John Cleland a giant of pathology/diseases as Adelaide University professor from 1920; does 7000+ autopsies

John Cleland, future professor of pathology at Adelaide University, observing an operation at Adelaide Hospital in 1898.
Norwood-born John Burton Cleland in 1920 was appointed first Marks professor of pathology at Adelaide University. He began one of the largest series – more than 7000 – of meticulous autopsies by one person.
Cleland’s unrivalled experience in aspects of pathology was supplemented by an interest in anthropology and many papers on the diseases of Australian Aboriginals.
Yet Cleland’s scientific interests, including botany, pursued through a huge amount of committee work, have proved of even more lasting value than his medical studies. Cleland Conservation Park in the Mount Lofty Ranges is named after him.
Cleland was educated at Prince Alfred College and the universities of Adelaide and Sydney. The deadlock between Adelaide Hospital’s honorary doctors and the government in 1897 meant students had to transfer to medical schools in Melbourne and Sydney.
In 1900, he became house surgeon at the Royal Prince Alfred Hospital and then second resident pathologist. His MD thesis was on “Iodic purpura. Cirrhosis of the stomach and colon'”. He studied at the London School of Tropical Medicine in 1903 and in Glasgow. In 1904, he was cancer research scholar at London Hospital.

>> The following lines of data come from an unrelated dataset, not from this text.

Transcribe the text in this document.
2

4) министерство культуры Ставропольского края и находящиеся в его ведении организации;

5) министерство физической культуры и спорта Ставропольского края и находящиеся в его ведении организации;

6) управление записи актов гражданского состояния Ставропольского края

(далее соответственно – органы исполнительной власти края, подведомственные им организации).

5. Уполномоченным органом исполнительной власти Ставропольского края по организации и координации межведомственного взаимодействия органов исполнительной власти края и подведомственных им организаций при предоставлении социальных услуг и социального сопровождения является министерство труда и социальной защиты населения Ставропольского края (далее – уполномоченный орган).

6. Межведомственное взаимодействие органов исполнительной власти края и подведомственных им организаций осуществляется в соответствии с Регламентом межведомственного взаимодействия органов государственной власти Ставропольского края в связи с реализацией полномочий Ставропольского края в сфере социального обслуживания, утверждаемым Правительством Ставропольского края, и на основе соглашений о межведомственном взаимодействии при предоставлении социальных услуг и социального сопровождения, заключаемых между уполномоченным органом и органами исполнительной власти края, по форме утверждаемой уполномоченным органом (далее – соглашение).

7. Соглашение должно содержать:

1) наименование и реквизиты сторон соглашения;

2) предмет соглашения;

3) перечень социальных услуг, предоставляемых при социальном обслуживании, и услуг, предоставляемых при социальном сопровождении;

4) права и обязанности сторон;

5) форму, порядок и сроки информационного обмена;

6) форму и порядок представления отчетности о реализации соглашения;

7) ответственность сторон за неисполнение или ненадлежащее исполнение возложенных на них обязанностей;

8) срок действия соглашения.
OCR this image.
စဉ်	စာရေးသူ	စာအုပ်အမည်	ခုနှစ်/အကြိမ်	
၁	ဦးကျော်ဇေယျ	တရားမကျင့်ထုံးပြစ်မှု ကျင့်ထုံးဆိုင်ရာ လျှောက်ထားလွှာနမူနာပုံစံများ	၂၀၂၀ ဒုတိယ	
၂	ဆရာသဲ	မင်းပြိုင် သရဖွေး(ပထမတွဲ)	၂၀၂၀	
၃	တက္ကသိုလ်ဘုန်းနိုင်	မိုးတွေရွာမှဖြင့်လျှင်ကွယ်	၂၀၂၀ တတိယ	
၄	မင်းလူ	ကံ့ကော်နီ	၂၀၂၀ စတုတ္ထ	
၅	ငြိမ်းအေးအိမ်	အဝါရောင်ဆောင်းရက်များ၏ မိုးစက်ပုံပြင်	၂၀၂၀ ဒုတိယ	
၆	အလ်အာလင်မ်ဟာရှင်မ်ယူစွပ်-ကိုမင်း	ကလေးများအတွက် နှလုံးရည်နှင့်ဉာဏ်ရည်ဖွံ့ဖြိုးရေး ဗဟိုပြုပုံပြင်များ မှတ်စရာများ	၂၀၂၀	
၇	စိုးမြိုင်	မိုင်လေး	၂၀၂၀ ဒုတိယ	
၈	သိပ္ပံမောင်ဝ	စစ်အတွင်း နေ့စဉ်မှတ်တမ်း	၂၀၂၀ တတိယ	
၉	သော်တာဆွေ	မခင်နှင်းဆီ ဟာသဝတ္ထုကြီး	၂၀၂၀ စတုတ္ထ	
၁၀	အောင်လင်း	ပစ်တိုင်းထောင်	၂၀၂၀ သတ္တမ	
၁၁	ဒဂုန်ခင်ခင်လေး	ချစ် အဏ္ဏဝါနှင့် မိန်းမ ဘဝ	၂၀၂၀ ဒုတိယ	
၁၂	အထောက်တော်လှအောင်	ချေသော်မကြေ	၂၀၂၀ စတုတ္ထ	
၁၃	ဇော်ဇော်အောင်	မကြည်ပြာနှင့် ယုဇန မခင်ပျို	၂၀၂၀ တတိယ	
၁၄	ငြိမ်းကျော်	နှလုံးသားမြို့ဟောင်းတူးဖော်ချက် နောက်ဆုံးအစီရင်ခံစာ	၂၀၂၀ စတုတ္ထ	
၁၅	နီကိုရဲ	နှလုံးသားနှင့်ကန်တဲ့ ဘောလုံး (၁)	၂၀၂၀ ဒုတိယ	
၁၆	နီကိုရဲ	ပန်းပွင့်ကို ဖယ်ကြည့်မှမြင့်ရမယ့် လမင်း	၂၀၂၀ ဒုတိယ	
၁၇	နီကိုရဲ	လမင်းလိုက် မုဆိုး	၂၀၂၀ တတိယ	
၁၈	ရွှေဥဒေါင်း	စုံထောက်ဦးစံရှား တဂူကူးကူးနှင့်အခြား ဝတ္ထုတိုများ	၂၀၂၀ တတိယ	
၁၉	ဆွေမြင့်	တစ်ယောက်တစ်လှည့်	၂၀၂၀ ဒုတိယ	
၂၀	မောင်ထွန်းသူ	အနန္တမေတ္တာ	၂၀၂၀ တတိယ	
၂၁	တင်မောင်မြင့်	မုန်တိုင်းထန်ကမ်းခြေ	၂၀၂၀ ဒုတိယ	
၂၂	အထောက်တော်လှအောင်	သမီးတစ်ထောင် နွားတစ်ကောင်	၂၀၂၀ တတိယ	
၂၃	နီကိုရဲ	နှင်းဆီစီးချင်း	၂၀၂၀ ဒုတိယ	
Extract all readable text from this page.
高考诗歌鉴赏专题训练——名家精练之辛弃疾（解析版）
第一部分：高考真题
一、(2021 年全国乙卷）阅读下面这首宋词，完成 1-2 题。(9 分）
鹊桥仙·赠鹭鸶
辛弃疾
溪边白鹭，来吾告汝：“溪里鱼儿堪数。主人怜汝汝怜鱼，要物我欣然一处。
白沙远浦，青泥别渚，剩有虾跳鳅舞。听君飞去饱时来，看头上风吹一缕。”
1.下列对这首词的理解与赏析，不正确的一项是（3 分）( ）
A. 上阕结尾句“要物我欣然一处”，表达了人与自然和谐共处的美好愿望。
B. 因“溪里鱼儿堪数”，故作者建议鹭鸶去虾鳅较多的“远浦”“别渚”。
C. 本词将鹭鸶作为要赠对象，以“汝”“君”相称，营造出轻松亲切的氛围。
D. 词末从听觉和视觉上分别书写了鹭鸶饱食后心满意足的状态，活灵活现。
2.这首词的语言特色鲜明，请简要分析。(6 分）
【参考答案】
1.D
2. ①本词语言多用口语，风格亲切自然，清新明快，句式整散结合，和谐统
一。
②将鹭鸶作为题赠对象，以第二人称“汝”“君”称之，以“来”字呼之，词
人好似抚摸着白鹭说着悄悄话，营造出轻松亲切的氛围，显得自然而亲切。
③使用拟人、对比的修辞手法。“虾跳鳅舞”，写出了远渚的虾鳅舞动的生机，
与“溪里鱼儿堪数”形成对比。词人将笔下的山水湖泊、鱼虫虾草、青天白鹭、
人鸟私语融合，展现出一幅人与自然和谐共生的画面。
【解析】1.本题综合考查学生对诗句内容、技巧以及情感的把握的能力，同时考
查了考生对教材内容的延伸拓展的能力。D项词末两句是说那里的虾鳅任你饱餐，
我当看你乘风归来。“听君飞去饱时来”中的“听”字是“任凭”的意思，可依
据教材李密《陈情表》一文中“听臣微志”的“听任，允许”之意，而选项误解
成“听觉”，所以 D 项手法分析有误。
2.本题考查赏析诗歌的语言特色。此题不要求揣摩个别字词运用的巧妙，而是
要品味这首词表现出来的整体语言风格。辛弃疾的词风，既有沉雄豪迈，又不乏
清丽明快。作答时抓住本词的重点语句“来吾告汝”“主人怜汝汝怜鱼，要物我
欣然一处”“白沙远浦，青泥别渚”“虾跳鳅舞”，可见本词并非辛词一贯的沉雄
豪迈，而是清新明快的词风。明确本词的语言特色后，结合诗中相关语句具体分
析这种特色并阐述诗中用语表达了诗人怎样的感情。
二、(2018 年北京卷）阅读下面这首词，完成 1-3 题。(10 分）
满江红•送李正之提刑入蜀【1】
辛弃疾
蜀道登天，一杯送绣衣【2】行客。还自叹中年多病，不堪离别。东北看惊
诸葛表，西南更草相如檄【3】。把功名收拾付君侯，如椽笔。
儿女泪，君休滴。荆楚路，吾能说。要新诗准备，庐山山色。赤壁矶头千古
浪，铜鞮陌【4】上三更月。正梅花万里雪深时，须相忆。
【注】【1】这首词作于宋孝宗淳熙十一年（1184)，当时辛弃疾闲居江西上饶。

Next year Cleland went as government bacteriologist and pathologist to Western Australia where bubonic plague was active. He studied the parasites of rattus rattus and rattus norvegicus, and the laterality of pregnancy in these mammals. He eradicated the trypanosomal disease surra in camels at Port Hedland.
One of his celebrated cases in forensic pathology was the “spirit of salts murders': by painting child victims' throats' with strong hydrochloric acid, simulating diphtheria.
Cleland joined the bureau of microbiology, Sydney, in 1909 and he became principal microbiologist. He edited the Australasian Medical Gazette and made major contributions to experimental medicine. The first was the proof in 1916 that the virus disease dengue is transmitted by the culicine mosquito aedes aegypti. The second was in defining encephalitis, the “Australian X disease”, and proving it distinct from poliomyelitis.
In 1920, Cleland became first Marks professor of pathology (including bacteriology) at Adelaide University. He began one of the largest series – more than 7000 – of meticulous autopsies ever conducted by one person. He continued routine autopsy work into his mid 80s.
He was honorary pathologist at Adelaide Hospital in 1920-38, then honorary consultant. He was also honorary consulting pathologist to Adelaide Children’s Hospital. He had unrivalled experience in macroscopic morbid anatomy and histopathology, often diagnosing rare conditions at a glance.
With each 1000 autopsies, he analysed his findings in the Medical Journal of Australia or Royal Adelaide Hospital’s Medical and Scientific Archives that he founded and edited in 1921-48.
Cleland's interest in anthropology culminated in many papers on diseases of Australian Aboriginals. He also promoted and did field work in anthropology. With Thomas Campbell and Frederick Wood, he formed and chaired the board of anthropological research at the university. His early researches were in blood groupings and the ecological aspect of Aboriginal life. Some of these studies were made with Thomas Harvey Johnston and N. B. Tindale.
Cleland was twice president of the Anthropological Society of South Australia and a member of the state's Aborigines Protection Board.